So okay… it sounds like you were pissed at a girl for the time being. It’s kind of obvious it was a girl with the last line being ‘I love you babe.’ Or well, I don’t want to think if you are talking about a guy *laughs to self*. I’m sorry, well anyways….. You were tired of getting hurt-‘knocked to the floor’. You wrote these lyrics, obviously, out of anger, possibly right after arguing with this anonymous person. So you walked away and etc. admitting your defeat, not wanting to ‘come home to this [censored] again’. Calling them ‘childish games’ true, arguing is a childish thing but we all do that… it’s something you can not restrict yourself from… Even if you’re stranded on an island all by yourself-you’ll go crazy and start talking to yourself like Golem (or however you spell that creatures name…) Then at the end, you cam back anyways because you love her to much.

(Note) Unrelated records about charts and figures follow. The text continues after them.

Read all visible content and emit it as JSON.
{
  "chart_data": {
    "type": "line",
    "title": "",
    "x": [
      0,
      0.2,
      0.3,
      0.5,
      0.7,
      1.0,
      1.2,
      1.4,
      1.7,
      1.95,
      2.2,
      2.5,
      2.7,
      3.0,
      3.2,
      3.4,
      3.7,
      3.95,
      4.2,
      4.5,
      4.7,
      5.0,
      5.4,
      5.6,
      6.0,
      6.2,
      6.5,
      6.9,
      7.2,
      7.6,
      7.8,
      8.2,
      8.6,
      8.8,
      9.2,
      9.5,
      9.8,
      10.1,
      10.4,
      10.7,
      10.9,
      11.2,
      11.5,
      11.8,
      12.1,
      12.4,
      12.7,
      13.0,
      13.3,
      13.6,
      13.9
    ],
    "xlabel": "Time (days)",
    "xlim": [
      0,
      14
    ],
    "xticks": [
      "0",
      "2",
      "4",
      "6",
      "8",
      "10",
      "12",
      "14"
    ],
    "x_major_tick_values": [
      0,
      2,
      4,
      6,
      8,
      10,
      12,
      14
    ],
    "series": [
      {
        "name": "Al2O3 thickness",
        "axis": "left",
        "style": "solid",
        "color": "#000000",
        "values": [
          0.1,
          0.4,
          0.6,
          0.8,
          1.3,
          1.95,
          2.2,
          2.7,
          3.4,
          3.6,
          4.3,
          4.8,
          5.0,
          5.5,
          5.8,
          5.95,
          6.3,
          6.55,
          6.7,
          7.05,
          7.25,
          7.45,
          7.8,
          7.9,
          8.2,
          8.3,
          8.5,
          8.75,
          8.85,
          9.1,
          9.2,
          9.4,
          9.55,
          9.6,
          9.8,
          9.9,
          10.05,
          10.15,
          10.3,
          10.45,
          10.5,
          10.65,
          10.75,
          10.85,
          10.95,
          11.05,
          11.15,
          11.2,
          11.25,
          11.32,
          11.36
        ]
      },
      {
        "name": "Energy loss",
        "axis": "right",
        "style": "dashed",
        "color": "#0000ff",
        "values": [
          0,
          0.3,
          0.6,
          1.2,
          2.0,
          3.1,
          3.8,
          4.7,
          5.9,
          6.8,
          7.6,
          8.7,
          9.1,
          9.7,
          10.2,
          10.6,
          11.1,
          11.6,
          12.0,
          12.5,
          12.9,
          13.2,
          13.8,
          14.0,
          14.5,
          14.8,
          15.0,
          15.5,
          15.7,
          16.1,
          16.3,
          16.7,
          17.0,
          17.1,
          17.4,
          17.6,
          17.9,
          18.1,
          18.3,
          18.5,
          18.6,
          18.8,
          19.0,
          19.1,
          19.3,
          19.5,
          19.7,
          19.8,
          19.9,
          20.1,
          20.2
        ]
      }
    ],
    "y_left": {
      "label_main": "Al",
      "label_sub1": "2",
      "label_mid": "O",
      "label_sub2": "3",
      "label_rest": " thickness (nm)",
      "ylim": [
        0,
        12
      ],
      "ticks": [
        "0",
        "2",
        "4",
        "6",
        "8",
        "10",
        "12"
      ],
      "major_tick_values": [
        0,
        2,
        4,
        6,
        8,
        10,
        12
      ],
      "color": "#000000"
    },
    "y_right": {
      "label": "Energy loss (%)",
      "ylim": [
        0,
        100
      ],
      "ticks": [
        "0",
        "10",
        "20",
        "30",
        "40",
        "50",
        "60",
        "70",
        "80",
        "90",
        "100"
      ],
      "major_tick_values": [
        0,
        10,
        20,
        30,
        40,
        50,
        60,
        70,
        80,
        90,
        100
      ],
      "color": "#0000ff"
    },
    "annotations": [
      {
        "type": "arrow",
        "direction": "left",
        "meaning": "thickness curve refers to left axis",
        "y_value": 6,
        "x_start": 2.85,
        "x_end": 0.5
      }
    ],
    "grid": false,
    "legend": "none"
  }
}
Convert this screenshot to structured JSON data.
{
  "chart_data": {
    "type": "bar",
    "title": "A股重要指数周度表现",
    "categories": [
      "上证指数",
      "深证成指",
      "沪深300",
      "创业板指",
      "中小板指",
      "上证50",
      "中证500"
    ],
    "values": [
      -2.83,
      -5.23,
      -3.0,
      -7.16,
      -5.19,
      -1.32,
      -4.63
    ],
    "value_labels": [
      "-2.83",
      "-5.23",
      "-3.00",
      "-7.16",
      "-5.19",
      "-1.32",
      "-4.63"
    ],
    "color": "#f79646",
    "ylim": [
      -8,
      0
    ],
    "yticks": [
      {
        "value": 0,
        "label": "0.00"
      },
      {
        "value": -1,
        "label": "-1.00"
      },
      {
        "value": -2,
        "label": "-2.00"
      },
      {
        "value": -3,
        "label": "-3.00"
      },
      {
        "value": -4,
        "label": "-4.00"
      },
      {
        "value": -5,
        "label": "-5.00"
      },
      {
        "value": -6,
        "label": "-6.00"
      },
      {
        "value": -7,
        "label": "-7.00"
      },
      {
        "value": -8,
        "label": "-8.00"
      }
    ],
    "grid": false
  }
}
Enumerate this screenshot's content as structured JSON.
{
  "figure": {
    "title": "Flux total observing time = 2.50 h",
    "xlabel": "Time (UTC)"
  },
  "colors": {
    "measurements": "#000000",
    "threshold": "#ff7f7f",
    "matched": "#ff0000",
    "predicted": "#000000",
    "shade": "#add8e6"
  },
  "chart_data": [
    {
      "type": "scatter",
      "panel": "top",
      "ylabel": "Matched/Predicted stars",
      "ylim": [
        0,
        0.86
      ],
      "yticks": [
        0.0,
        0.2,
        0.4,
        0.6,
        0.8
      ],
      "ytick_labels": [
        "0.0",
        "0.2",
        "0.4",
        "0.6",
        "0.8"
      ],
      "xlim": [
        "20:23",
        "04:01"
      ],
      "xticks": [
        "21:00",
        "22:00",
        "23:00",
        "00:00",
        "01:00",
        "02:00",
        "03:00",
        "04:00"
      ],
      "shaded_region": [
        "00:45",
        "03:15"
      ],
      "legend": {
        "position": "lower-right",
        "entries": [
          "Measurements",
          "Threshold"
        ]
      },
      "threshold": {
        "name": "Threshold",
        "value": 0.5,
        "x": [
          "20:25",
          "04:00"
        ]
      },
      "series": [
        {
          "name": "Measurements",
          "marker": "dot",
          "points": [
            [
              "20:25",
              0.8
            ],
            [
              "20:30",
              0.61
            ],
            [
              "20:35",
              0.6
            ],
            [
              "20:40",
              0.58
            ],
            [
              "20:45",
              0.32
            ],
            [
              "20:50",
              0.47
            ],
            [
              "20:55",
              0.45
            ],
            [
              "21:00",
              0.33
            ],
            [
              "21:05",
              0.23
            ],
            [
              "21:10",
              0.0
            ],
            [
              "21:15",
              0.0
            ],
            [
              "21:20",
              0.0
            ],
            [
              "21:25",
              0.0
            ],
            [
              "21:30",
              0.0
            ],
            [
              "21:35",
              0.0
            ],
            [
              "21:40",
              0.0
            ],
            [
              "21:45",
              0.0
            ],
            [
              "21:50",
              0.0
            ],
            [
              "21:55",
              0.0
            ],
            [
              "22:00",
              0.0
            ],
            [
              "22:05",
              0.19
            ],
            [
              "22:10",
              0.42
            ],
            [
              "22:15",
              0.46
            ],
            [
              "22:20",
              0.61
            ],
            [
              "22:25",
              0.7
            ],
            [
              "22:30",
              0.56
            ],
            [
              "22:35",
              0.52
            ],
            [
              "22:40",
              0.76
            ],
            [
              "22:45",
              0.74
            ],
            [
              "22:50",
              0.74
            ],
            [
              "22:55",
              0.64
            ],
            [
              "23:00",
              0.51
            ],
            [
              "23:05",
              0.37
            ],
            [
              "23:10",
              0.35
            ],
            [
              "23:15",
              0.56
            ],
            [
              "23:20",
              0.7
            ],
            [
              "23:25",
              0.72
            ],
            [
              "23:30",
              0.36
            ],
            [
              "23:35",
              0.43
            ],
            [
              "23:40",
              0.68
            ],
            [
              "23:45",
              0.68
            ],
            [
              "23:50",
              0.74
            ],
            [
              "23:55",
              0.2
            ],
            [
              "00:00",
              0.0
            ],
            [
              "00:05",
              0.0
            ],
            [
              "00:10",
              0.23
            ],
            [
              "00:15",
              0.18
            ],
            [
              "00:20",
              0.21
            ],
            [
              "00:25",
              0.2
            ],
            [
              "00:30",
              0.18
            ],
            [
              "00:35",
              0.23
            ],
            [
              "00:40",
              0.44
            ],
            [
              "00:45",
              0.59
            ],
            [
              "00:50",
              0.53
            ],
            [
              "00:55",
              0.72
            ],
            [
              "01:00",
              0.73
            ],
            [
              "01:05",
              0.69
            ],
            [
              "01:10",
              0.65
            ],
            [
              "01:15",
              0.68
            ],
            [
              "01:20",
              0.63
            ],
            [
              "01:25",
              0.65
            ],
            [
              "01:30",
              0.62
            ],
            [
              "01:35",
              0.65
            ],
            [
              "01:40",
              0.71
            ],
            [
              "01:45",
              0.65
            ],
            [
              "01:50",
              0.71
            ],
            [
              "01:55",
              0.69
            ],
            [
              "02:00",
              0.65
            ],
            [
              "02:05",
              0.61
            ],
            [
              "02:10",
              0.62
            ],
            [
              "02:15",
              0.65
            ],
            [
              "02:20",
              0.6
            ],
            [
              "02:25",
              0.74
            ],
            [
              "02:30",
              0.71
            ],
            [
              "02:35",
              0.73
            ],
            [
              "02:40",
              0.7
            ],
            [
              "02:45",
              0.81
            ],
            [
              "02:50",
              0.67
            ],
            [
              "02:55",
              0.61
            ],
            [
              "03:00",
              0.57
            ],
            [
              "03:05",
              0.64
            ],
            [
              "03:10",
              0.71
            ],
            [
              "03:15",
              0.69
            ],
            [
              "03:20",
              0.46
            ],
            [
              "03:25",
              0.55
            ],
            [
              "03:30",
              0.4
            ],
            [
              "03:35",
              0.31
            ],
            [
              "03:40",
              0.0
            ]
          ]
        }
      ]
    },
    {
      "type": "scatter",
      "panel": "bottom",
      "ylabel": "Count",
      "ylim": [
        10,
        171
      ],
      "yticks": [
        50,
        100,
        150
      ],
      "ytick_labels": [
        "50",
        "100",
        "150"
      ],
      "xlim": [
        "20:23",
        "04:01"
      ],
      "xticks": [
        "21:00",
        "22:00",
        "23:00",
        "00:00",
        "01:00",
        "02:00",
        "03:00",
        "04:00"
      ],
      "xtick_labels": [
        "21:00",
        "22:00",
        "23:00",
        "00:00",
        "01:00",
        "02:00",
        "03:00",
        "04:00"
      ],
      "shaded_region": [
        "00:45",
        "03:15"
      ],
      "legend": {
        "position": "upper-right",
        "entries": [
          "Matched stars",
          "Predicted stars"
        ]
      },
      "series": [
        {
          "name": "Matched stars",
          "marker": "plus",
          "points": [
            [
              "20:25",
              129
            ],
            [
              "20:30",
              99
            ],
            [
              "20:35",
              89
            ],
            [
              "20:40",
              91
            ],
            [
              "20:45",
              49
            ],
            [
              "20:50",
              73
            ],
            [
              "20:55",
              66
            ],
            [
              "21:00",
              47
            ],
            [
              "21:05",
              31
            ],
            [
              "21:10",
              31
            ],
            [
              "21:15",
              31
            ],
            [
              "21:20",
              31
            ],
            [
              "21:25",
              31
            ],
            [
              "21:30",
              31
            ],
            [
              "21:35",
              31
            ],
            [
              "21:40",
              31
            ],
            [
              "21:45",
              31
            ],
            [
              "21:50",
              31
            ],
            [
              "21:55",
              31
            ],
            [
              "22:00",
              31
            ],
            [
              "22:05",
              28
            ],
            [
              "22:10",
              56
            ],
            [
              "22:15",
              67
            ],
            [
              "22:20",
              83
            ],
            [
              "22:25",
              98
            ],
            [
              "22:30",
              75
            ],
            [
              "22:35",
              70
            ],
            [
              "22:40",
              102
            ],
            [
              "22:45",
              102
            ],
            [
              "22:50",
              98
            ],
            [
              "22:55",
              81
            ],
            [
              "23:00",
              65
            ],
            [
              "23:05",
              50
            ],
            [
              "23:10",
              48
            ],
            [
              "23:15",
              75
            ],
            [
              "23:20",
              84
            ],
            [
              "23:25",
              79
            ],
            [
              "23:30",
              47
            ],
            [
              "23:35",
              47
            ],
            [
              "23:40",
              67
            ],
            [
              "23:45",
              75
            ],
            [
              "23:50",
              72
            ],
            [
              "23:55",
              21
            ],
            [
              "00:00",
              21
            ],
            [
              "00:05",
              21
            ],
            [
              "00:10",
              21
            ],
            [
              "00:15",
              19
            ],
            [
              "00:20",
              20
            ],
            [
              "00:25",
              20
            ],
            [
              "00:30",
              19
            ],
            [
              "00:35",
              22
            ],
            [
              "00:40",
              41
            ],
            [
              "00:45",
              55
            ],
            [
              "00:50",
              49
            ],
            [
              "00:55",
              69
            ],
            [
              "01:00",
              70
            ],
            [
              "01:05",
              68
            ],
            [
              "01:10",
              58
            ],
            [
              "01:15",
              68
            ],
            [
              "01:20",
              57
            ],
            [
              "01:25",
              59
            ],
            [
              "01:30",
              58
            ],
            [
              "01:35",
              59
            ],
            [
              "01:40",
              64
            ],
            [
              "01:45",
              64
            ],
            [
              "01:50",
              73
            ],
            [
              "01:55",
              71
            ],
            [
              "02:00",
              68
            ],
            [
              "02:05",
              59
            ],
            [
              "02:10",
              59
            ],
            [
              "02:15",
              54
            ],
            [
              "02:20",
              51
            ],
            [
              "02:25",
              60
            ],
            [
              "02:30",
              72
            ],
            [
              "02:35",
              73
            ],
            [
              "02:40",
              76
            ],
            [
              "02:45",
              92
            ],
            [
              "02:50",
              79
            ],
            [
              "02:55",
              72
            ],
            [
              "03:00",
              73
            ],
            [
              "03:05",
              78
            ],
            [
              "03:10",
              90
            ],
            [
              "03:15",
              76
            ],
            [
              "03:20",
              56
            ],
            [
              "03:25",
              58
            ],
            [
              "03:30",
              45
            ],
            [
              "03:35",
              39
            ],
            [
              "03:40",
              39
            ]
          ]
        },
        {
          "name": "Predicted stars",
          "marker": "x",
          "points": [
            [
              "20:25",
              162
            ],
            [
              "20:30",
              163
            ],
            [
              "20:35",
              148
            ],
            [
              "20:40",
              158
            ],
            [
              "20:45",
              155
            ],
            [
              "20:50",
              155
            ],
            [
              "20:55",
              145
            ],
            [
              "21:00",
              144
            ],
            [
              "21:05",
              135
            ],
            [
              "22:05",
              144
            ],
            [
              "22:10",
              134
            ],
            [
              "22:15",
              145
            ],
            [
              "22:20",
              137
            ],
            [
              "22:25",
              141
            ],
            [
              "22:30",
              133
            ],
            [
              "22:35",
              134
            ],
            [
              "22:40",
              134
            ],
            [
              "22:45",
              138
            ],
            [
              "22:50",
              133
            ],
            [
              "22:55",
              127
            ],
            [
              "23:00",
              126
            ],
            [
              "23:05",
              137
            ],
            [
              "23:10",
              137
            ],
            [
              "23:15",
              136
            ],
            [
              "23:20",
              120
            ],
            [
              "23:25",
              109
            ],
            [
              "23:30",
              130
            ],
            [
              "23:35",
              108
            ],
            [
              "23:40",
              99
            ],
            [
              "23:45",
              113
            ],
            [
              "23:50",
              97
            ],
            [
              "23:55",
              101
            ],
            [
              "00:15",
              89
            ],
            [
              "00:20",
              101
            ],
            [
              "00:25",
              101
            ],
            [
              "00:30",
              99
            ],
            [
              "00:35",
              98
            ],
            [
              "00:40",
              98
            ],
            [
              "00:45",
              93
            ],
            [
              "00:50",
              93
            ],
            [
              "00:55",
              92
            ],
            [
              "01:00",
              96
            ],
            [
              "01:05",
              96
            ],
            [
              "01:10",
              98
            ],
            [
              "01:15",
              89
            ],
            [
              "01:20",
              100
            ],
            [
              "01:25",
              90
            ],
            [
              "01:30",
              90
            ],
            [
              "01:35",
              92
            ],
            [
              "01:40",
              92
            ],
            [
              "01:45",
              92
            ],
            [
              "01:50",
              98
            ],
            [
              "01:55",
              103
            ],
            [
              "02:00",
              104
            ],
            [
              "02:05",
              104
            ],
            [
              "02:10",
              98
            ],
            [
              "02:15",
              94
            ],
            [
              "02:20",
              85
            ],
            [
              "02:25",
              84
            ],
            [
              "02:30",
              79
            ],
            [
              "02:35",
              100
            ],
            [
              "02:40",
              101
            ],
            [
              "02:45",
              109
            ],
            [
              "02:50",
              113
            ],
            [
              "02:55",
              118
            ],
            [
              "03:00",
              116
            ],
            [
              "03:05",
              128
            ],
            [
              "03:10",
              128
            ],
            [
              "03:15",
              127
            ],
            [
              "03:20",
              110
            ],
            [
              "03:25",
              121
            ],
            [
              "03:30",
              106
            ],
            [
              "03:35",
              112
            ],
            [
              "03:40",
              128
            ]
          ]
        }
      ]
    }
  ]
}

Okay, so you made a good set of lyrics… But I think it could have a little bit more, just a chorus to sing at least 2 times…
‘I just cant take this [censored] any more I just cant fight like this no more I just hate getting up to get knocked to the floor’
I’d say make that the chorus. Put it right before the ~~long pause~~ then the last bit… Or well, I’m not sure… Usually people say they can get a better feel if they can hear it… Well, I’ve been playing music for years so I’d say just have those sets of lines where I suggested. And after the ~~long pause~~ don’t play any more music and just say the last bit casually.
Anyways……… I enjoyed this, not any better than the Rock Goddess/Princess one…… well “this sucked big elephant nuts!” Love, Jess
Dont listen to eggman. please -- for the love of god BLOCK THAT FREAKING WEIDO OUT!!!!!
ha ha ha ha ha... oookie. this guy sounds like he just came out of a college grammar class. He has no creativity. The depth of the pause is up to the viewers descression, not yours. The pause signifies the amound of time that it takes to make up your mind.... Nobody can put a limit on that, because it's different for everybody. JEEZ EGG, THINK ABOUT IT!!!!
perhaps "cos" should be cause and gota should be "gotta" if you want to BEND (not break... BEND) in to his rules to make it sound like what you're trying to say instead of scripture ebonics, but really that's up to you.
Egg really has nothing better to do that complain about blah blah blah and so Im complaining about him. He needs to get flipping creaticve and look deeper in to things.
Good write, much better than mister egg gives you credit for....
damn the coming back... love him or not... why go back to that...? the long pause had great effect... it was almost like a change in song... you know how 'take me out' by franz ferdinand completely changes tempo part way through... its like they merged two songs together... thats what i get when i think of your long pause in this song... the these changes and yet in some ways it doesnt... you go back anyways... but yeah... i dont think this song is as bad as you think... take care of you
I have a few suggestions. Besides the few that eggman mentioned about the spelling... to get knocked to the floor maybe change to: to get knocked (on) the floor? Theres just one of the little things that could be changed. I also agree with the slaughtering of the english language! Take pride in your work and take the time to make it look its best for your readers. They will apprieciate the piece so much more. It takes away from the piece because the reader gets distracted. Other than that, I like the idea, I think alot of people in their teens can relate... Patience is such a hard skill to develop. Good work and good luck -Andrya
Come on namless - I expect some decent respect of the English language in your posts... Have you ever used a spell check? It is extremely distracting when writers use improper language such as bad grammar and street lingo. You had three periods. That's it. Why?! Can you at least capitalize your I's next time? And the spelling was as dreadful as it ever was - which is understandable in the forum. Well, as for style; it was another weak, moody, teen, nameless_nobody piece. How's that? And how long do you imagine that pause to be anyway? 40 sec.? 2 min.? 20 min.? I didn't feel like waiting that long so it was 2 sec. in mine. You really should specify. Alright - I suppose I'll leave the small shots for the forum now. You sure seem to be in a restless time so I'll let you rest from ol' smelly Eggman. Get some sleep. You look horrible.
i know you hate listening to me go through your spelling errors so i wont do that this time... i like the way that its written in everyday language as opposed to being strict and by the books.. its your feelings, not a report... and its a song, so you can write it any damn way you seem fit... i dont knw why you say your posts suck.. i usually like em... you set up the stanzas good... and its very unified.. i think thats the word i mean.. you used some of the same words throughout and it gave it a connected feeling... ignore the egg.. hes just upset cause without nameles hes nothing.. i dont think he realized that will wrote this...
I can sense the sketchiness in this, but the ideas and the message you have got across so far is good. I do think that needs to be edited because some of the stuff you have here doesn't derserve to be left as simple as this:
so i stood up and i walked away but i just came back cos i love you babe
There's got to a more lyrical way of phrasing this for instance, as I say, the message is there but it needs some more language for that extra punch. I hope you edit this sometime, just give me a shout when you do, my nameless friend.